What you need to know:
- It is still not clear why the company that also has branches in South Sudan and the UK was paid more than the value of the assorted PPE it delivered.
- It is also unclear why Kemsa overlooked local companies while awarding the tender.
Members of a parliamentary watchdog were furious yesterday after that learning a UK-based company was paid Sh10 million more for supplies to a government agency.
The National Assembly Public Investment Committee (PIC), which is investigating a Sh7.8 scandal at the Kenya Medical Supplies Authority (Kemsa), was told Deekay Relief Limited got a tender worth Sh170 million to supply personal protective equipment (PPE) but invoiced and was paid Sh180 million.
Documents tabled before the committee chaired by Mvita MP Abdulswamad Nassir indicate Deekay Relief Limited, whose headquarters is in India, got an extra Sh10 million in a payment that was done promptly after delivery.
It is still not clear why the company that also has branches in South Sudan and the UK was paid more than the value of the assorted PPE it delivered and why Kemsa overlooked local companies while awarding the tender.
According to documents currently being examined by the committee, Deekay Relief Ltd Director Manpreet Singh Kohli did all the paperwork for the tender in the UK and used a Kenyan by the name Gideon Simiyu to deliver them to the Kemsa headquarters.

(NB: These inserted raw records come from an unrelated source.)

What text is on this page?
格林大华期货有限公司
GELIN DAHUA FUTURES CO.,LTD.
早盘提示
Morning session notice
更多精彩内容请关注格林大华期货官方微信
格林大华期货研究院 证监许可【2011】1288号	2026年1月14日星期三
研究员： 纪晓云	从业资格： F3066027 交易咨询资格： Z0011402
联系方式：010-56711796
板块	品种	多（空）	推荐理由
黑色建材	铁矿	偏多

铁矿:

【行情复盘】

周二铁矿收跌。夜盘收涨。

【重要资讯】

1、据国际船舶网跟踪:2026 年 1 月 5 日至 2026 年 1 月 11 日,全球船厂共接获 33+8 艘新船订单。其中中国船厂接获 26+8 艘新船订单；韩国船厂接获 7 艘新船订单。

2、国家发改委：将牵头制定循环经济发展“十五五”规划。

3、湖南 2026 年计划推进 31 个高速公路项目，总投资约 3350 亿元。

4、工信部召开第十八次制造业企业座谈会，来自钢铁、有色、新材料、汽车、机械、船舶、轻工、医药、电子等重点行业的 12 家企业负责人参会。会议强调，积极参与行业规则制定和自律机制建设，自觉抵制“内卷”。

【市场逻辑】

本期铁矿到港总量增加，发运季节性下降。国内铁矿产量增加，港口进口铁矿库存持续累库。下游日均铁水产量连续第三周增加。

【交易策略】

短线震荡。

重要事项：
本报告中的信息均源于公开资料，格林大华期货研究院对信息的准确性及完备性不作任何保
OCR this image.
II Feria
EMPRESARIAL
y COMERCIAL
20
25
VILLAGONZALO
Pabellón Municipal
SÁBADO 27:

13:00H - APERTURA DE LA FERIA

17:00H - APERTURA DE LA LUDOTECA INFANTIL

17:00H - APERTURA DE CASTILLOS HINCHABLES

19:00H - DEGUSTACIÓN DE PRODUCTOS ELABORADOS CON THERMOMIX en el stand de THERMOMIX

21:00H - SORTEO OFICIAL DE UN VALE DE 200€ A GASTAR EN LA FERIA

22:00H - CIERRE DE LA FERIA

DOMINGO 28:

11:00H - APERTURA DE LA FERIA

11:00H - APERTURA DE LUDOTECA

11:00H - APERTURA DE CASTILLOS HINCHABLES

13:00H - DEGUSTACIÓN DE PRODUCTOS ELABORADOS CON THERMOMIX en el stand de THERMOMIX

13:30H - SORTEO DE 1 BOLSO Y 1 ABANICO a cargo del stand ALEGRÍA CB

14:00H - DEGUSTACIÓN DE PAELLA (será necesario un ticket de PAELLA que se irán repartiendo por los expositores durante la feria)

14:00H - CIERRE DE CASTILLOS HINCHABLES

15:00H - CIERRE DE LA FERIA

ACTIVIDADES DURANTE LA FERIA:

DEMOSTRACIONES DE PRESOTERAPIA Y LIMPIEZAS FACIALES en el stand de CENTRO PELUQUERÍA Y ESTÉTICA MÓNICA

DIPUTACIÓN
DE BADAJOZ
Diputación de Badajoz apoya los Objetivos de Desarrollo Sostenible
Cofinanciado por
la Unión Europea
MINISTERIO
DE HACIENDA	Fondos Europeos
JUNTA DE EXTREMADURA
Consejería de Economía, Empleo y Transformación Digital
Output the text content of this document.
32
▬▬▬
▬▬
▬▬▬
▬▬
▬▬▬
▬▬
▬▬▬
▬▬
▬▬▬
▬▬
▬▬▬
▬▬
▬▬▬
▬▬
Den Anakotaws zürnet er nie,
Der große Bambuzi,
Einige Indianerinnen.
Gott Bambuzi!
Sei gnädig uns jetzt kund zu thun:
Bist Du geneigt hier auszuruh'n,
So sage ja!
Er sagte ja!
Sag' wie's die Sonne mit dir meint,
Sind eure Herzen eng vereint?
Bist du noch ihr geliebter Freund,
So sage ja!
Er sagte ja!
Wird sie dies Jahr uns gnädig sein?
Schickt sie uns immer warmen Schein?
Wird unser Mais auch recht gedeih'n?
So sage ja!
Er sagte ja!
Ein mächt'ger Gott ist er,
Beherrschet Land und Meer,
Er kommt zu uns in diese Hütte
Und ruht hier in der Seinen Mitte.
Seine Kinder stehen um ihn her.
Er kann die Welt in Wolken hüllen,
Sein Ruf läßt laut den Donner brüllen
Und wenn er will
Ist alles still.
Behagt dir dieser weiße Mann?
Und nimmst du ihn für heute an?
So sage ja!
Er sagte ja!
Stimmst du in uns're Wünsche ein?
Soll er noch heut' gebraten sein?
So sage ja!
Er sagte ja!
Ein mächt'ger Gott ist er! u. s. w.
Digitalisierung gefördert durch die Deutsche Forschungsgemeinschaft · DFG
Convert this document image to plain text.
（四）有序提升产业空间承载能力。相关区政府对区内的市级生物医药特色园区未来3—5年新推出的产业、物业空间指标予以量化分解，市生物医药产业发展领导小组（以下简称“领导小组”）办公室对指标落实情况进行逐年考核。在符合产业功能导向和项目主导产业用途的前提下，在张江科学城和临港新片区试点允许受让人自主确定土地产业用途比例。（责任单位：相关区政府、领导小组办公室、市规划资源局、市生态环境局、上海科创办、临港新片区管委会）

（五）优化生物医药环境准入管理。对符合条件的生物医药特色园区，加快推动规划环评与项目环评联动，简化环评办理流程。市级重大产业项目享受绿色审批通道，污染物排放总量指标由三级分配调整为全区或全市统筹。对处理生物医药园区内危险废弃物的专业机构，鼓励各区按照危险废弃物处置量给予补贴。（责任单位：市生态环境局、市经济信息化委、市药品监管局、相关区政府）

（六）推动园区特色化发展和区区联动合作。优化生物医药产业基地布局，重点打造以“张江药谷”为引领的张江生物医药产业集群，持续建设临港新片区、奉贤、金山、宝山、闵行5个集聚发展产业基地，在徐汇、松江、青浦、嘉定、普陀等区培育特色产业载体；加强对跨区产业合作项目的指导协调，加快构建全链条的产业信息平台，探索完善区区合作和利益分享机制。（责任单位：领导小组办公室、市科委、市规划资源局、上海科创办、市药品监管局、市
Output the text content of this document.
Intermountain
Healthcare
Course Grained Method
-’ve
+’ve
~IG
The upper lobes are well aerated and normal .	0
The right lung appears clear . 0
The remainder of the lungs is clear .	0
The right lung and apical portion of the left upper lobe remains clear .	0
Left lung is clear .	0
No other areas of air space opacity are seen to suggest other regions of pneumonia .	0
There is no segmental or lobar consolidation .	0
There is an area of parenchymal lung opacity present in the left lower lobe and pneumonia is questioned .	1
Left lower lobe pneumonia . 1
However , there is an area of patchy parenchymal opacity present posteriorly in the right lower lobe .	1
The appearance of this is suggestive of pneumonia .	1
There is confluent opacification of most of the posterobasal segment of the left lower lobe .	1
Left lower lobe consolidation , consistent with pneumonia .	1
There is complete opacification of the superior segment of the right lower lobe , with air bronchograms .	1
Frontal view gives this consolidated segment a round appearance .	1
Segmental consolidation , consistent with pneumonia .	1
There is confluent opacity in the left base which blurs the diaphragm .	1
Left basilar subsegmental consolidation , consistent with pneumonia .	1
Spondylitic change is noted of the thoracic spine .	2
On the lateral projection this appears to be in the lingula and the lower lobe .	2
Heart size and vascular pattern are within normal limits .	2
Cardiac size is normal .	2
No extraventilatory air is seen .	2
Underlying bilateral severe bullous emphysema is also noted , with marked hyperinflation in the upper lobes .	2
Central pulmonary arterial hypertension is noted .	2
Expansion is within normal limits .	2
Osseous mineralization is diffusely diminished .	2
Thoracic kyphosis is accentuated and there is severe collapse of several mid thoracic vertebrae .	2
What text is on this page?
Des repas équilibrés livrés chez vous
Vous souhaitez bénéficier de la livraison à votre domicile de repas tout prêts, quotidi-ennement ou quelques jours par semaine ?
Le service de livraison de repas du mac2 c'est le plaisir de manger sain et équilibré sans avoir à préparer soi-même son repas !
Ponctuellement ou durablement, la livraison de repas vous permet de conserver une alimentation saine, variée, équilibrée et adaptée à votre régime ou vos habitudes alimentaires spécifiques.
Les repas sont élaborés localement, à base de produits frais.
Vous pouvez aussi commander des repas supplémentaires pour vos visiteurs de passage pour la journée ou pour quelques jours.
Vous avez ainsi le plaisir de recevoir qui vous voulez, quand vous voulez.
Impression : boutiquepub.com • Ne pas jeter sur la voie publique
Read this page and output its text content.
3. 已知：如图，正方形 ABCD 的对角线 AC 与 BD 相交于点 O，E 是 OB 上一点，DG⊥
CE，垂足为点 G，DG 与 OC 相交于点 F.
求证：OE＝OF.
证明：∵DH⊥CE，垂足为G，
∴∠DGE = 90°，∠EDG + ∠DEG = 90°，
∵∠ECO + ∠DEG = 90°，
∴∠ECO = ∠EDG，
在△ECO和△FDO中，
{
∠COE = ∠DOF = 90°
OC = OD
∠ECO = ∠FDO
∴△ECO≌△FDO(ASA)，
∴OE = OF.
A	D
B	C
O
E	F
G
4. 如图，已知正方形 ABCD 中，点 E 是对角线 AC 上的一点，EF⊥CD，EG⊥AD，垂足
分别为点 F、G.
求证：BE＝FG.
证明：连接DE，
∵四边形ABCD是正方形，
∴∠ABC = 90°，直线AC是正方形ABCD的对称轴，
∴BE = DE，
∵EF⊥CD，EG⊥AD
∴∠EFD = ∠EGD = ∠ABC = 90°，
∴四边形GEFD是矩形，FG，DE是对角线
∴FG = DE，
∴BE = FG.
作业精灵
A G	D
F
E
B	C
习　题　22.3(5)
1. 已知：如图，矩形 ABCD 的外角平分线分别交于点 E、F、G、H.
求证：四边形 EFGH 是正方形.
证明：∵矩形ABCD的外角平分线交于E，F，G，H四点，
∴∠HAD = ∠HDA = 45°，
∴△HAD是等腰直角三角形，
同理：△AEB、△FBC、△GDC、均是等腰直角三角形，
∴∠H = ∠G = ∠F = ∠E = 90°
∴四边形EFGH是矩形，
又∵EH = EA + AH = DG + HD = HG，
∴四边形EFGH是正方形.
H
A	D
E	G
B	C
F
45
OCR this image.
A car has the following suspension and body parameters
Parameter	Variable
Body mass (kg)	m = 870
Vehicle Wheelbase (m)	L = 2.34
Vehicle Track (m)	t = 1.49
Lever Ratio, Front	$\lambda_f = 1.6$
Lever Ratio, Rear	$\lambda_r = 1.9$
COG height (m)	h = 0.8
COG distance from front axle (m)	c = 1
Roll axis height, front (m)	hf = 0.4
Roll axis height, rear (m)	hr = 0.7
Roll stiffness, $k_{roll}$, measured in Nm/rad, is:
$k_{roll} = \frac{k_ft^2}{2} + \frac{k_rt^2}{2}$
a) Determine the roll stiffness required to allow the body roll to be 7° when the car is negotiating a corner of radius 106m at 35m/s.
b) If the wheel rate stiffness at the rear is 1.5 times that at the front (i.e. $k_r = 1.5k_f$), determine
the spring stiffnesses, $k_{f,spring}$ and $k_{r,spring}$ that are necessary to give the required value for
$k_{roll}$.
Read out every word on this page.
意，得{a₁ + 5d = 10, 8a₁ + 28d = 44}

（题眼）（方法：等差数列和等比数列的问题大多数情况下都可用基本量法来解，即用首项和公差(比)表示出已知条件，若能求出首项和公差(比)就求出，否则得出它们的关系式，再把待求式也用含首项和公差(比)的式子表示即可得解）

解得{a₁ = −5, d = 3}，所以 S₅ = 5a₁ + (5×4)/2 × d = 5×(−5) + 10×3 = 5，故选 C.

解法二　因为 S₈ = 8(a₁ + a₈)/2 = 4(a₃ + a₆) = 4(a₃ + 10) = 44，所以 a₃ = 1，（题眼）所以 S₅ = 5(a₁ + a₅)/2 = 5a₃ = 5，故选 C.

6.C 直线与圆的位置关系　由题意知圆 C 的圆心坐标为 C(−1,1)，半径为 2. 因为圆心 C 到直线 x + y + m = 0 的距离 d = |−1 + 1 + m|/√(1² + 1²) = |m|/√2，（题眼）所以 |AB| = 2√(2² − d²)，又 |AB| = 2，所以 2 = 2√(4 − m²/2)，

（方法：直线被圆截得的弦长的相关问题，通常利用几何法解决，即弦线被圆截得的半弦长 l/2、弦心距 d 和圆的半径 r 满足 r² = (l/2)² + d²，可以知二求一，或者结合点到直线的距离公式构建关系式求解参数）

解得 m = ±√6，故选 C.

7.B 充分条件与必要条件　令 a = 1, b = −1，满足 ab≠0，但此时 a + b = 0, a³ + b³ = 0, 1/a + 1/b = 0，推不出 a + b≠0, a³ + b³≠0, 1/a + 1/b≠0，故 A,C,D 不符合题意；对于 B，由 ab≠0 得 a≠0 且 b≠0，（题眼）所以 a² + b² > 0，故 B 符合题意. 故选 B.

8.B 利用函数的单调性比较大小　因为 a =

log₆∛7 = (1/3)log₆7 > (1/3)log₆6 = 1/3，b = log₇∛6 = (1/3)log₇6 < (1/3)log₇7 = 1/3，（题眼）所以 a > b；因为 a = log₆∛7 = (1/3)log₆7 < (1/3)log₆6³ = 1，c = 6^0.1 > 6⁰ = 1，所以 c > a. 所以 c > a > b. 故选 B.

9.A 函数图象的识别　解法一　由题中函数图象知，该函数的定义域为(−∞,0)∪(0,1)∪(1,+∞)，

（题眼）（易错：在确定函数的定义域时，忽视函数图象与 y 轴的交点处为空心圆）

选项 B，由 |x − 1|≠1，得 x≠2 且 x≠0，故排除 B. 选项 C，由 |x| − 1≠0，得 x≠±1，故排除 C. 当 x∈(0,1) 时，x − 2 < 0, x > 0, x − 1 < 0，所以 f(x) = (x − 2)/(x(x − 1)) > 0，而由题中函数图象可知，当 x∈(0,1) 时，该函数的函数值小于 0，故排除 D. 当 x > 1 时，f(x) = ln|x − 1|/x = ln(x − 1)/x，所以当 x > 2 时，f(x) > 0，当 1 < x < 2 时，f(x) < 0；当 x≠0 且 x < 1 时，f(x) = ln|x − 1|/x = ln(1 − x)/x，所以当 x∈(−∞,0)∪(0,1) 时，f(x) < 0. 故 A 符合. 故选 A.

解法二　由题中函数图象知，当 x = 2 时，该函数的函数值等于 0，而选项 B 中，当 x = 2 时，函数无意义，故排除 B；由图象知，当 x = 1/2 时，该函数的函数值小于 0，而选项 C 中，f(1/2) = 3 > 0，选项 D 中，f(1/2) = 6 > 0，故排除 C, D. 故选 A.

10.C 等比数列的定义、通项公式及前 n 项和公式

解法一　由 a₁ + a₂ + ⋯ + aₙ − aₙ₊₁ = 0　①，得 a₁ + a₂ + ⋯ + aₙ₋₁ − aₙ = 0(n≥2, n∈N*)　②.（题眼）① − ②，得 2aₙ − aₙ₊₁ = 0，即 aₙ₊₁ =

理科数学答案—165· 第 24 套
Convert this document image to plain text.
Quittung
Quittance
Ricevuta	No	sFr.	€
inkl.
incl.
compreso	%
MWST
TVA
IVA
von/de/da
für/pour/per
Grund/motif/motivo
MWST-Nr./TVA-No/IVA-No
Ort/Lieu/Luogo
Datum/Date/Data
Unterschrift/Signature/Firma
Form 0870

“I don’t understand why Kemsa would transfer millions of shillings to a foreign company and even pay Sh10 million more while it ignored thousands of Kenyan prequalified companies who were willing to supply even at a lower price,” Mr Nassir said.
Ignored emails and phone calls
“It is worrying that a foreign company would just send letters and get things done. It was even paid faster as compared to local companies, which employ our people but up to date some are still waiting for payment,” Mr Nassir added.
Mr Nassir said Mr Singh had ignored several emails and phone calls by the committee to appear before it over the Kemsa scandal.
The committee is considering enlisting the help of the immigration department in tracing Mr Singh’s whereabouts so that he can be compelled to face the committee.
“We are not helpless as a committee in dealing with this person. We need to get more details about him from the immigration department. If he is doing business with Kenyan companies, then it means he has interest in our country. We must get him,” said Nairobi Woman Representative Esther Passaris.
A director of Deekay Relief Limited-Kenya, Mr Stephen Mutunga, told the MPs Mr Singh left the country in 2016 for the UK, where he established another company by the same name –Deekay Relief Limited – In 2018.
Mr Mutunga said Mr Singh sold all his 1,000 shares to him and another woman only identified as Judith before shifting to the UK.
According to Mr Mutunga, Deekay Relief Limited-Kenya was incorporated on November 19, 2012 and did not do any business with Kemsa and is not even pre-qualified by the medical agency.
Handling big tenders
“Deekay Relief Limited is independently registered and operational in Kenya. Our company has never applied for or prequalified to be a supplier at Kemsa,” Mr Mutunga said in his affidavit to the committee.
He further said before leaving Kenya, Mr Singh had told him and Judith that he would be handling big tenders from the UK and leaving those with smaller amounts of money to the Kenyan company.
Interestingly, besides sharing a name, both Deekay companies share a logo and an email domain.
Mr Mutunga told the lawmakers he had called Mr Singh in the UK who had given him the go-ahead to face the MPs.
“I called him and informed him that I had been summoned by Parliament. He told me to go ahead,” Mr Mutunga said.
“It cannot be that you are just sharing a name, logo and even domain. This cannot be a coincidence. There is something about this company that you are not telling us. I want to warn you not to carry someone else’s burden,” Mr Nassir warned.
The committee is today scheduled to meet Mr Gideon Simiyu and have him explain his role in the deal awarded to Deekay Relief Limited in the UK.